Hallo allemaal. We zijn gisteren nog bij een verdeler geweest hier in de buurt. Hij had jammer genoeg de mania 500 niet opstock maar beweerde wel dat deze scan vaste kleuren had bij zijn gobo's (dus maar 1 wiel met zowel de gobos als de kleuren) nu stel ik mij hier toch vragen bij omdat er duidelijk in de beschrijving staat vermeld dat er een appart gobo/kleurenwiel is en dat voor elke gobo dus elke kleur kan gekozen worden.. Klopt dit, en heeft de verkoper mij verkeerde info gegeven, of vergis ik mij nu hier?
Wou dit toch even checken hier op het forum.. 
Alvast bedankt medeforummers  :Big Grin: 
The leader knows? Dateq

----------


## dh-showtechnic

Hallo allemaal
didier je bent goed in copy/paste  :Wink: 
Aan de scx-600 kan ik al komen hoor de richtpijs is tussen de 450 en 500 euro incl. btw
Over het gobo/kleuren wiel kunnen we kort zijn.
De scx-500 heeft twee verschillende wielen hiervoor!

----------


## Banned

dan is jouw verdeler niet erg op de hoogte van deze scan !

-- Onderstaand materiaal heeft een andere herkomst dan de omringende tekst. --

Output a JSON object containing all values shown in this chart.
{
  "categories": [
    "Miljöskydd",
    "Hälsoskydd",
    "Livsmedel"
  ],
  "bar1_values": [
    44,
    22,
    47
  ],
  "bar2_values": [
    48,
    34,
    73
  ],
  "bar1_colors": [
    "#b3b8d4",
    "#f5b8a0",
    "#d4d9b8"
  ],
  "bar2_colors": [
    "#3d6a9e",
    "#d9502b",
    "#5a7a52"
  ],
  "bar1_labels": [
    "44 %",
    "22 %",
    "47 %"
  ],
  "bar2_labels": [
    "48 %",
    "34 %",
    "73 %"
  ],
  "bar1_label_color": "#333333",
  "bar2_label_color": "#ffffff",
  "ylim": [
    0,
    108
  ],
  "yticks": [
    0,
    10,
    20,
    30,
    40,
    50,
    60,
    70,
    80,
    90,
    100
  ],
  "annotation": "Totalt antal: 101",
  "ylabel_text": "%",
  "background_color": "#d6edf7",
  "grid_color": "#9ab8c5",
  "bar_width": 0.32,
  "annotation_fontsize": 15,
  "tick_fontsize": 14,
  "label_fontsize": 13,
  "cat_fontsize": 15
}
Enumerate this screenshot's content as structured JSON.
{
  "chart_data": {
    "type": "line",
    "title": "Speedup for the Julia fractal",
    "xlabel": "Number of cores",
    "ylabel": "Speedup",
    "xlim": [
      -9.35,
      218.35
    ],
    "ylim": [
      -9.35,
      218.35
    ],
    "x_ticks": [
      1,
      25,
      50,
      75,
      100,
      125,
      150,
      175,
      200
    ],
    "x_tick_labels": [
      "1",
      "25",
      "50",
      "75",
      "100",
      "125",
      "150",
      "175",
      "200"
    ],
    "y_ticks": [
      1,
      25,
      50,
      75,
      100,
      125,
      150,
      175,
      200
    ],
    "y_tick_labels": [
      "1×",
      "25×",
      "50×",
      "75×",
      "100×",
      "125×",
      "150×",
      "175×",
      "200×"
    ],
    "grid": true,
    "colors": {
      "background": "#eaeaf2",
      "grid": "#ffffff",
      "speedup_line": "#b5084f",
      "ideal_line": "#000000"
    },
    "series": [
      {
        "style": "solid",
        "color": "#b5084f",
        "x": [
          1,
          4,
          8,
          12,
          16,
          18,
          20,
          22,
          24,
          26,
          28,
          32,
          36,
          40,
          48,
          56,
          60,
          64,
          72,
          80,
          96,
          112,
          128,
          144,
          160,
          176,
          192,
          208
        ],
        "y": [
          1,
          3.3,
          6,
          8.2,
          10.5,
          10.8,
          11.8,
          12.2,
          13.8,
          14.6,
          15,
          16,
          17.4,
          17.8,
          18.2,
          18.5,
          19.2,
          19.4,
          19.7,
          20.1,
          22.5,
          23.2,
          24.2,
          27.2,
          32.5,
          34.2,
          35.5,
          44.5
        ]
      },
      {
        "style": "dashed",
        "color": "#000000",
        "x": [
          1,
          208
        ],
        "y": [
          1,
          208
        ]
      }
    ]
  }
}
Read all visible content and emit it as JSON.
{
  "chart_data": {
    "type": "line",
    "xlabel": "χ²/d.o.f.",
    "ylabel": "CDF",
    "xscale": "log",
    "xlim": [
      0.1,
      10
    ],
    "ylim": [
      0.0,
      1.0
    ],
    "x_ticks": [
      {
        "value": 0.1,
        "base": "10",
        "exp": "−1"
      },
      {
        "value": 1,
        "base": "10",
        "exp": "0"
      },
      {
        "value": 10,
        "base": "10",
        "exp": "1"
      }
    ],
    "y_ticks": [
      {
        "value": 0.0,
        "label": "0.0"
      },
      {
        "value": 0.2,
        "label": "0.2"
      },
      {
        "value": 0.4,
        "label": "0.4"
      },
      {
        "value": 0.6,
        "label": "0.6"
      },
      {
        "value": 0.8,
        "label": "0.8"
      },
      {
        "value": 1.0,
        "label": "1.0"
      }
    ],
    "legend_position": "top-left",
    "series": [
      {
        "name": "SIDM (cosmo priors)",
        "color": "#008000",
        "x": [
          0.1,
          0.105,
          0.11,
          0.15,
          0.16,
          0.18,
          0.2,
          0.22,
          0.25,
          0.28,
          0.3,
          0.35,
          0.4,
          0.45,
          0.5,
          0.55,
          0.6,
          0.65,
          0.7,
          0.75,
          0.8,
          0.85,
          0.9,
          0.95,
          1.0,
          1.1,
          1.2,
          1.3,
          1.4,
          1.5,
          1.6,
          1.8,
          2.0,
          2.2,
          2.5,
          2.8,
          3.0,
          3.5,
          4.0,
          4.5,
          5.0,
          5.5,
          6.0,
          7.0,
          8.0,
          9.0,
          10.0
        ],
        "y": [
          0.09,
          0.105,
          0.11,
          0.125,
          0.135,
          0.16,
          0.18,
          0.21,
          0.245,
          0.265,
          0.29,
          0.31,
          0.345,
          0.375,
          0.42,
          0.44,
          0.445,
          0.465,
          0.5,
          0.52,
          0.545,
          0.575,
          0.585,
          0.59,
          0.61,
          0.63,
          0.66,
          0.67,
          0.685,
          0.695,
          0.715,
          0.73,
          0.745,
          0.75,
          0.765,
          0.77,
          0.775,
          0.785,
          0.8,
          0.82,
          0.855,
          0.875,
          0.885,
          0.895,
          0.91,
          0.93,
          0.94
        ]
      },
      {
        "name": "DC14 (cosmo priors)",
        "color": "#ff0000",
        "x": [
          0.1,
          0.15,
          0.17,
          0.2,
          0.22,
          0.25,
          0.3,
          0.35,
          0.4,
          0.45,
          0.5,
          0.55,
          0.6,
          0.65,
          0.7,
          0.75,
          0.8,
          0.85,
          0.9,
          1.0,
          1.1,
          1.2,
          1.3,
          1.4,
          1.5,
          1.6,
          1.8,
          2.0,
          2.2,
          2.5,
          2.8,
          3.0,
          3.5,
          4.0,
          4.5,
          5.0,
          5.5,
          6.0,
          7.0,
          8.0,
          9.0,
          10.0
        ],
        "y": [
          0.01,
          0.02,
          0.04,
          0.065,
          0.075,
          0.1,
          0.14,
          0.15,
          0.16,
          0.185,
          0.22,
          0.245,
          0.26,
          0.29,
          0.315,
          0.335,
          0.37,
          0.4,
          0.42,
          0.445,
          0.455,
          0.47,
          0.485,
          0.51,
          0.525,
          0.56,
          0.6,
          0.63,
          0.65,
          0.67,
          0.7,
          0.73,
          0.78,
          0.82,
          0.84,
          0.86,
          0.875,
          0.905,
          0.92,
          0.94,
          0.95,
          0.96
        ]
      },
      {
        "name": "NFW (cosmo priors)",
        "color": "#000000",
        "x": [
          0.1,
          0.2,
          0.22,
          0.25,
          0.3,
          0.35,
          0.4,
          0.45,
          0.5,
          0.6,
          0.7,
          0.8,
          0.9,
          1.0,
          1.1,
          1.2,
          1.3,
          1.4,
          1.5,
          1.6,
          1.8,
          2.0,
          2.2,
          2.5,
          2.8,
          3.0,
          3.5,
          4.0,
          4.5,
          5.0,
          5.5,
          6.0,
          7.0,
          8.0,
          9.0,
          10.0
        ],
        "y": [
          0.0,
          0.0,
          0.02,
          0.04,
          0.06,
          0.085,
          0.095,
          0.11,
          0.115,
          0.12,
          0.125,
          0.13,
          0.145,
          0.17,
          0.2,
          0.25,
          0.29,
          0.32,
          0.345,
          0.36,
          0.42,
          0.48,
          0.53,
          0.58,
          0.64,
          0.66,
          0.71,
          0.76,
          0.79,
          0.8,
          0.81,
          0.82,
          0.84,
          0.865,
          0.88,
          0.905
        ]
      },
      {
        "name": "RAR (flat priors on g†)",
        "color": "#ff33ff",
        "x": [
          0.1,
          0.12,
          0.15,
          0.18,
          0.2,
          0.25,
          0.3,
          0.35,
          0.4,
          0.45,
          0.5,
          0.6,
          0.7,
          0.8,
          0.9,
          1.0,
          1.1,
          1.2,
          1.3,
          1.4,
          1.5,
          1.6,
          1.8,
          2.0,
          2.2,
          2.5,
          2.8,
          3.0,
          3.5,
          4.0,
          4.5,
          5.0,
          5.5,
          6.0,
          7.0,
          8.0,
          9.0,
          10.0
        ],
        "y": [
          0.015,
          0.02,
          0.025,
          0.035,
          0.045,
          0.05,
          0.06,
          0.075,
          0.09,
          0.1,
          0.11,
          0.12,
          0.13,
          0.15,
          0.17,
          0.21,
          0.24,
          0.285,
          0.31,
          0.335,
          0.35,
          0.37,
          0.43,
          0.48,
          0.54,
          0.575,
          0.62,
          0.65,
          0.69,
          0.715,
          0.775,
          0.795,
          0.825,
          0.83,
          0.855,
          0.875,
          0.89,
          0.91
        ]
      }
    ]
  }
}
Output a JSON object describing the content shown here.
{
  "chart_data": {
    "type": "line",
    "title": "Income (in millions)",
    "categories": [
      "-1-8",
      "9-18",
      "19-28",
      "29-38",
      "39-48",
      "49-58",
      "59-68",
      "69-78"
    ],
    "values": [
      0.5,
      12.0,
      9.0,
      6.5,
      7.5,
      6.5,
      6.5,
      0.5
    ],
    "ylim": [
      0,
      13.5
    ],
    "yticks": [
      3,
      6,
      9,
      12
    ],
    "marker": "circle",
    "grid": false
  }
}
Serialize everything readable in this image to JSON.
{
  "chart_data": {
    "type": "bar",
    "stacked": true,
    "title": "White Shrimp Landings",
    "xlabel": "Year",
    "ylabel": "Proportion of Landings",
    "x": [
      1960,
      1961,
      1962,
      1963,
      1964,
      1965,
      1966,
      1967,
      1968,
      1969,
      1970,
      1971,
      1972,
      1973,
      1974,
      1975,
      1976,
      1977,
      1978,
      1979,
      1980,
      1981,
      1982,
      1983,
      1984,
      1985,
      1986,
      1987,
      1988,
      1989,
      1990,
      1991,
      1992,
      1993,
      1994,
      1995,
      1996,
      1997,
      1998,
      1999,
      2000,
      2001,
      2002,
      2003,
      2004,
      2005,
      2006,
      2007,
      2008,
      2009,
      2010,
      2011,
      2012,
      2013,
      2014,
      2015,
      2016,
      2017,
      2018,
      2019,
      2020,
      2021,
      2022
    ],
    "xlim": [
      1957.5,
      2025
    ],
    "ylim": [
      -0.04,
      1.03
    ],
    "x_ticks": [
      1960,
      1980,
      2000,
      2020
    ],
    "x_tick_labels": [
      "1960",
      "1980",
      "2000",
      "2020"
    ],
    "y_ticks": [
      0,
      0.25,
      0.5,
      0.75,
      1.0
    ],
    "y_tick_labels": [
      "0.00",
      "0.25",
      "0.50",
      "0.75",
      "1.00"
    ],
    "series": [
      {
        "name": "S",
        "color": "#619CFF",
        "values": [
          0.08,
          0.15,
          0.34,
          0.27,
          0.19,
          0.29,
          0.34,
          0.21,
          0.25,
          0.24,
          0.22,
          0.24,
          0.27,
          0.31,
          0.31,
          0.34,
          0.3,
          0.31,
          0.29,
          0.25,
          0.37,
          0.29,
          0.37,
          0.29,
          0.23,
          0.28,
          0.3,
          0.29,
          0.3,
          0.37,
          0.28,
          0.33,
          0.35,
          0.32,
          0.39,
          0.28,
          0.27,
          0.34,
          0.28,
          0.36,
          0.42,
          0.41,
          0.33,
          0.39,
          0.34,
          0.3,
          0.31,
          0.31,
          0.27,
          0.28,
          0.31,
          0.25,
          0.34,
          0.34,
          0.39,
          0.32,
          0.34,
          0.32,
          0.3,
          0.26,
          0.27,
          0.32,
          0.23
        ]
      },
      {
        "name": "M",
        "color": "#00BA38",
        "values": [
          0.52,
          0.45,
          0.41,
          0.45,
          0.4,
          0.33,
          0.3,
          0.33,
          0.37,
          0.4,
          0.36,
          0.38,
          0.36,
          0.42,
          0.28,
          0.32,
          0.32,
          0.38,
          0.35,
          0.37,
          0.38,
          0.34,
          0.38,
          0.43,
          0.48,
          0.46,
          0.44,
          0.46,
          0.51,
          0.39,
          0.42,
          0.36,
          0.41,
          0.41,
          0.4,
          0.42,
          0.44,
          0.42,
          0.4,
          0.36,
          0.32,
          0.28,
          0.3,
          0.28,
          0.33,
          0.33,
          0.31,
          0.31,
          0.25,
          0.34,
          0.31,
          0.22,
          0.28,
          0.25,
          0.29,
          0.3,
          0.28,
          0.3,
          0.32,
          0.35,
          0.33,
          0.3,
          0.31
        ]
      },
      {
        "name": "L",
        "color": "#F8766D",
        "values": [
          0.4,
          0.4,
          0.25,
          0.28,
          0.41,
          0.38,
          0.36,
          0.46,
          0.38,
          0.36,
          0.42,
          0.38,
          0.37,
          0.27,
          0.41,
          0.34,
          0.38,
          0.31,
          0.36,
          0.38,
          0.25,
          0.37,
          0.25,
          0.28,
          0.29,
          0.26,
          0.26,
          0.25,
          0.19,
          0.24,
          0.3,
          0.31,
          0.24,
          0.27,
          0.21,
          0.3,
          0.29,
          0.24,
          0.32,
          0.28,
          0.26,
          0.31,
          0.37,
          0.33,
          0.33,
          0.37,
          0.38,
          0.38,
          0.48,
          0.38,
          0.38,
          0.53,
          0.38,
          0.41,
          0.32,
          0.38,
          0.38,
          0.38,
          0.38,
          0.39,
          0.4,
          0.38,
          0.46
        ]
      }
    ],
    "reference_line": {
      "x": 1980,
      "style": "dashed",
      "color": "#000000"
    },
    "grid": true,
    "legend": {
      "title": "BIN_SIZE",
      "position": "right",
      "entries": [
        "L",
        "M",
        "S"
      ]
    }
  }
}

http://www.martin.com/product/produc...ct=maniascx500

Hier de link van de scan ! Hier staan alle gegevens van de scan !

Als je verdeler beweert dat de 500 maar 1 wiel met vaste kleur en gobo heeft zou ik een andere dealer gaan zoeken !

----------


## wout

> citaat:_Geplaatst door mephisto_
> 
> dan is jouw verdeler niet erg op de hoogte van deze scan !
> 
> http://www.martin.com/product/produc...ct=maniascx500
> 
> Hier de link van de scan ! Hier staan alle gegevens van de scan !
> 
> Als je verdeler beweert dat de 500 maar 1 wiel met vaste kleur en gobo heeft zou ik een andere dealer gaan zoeken !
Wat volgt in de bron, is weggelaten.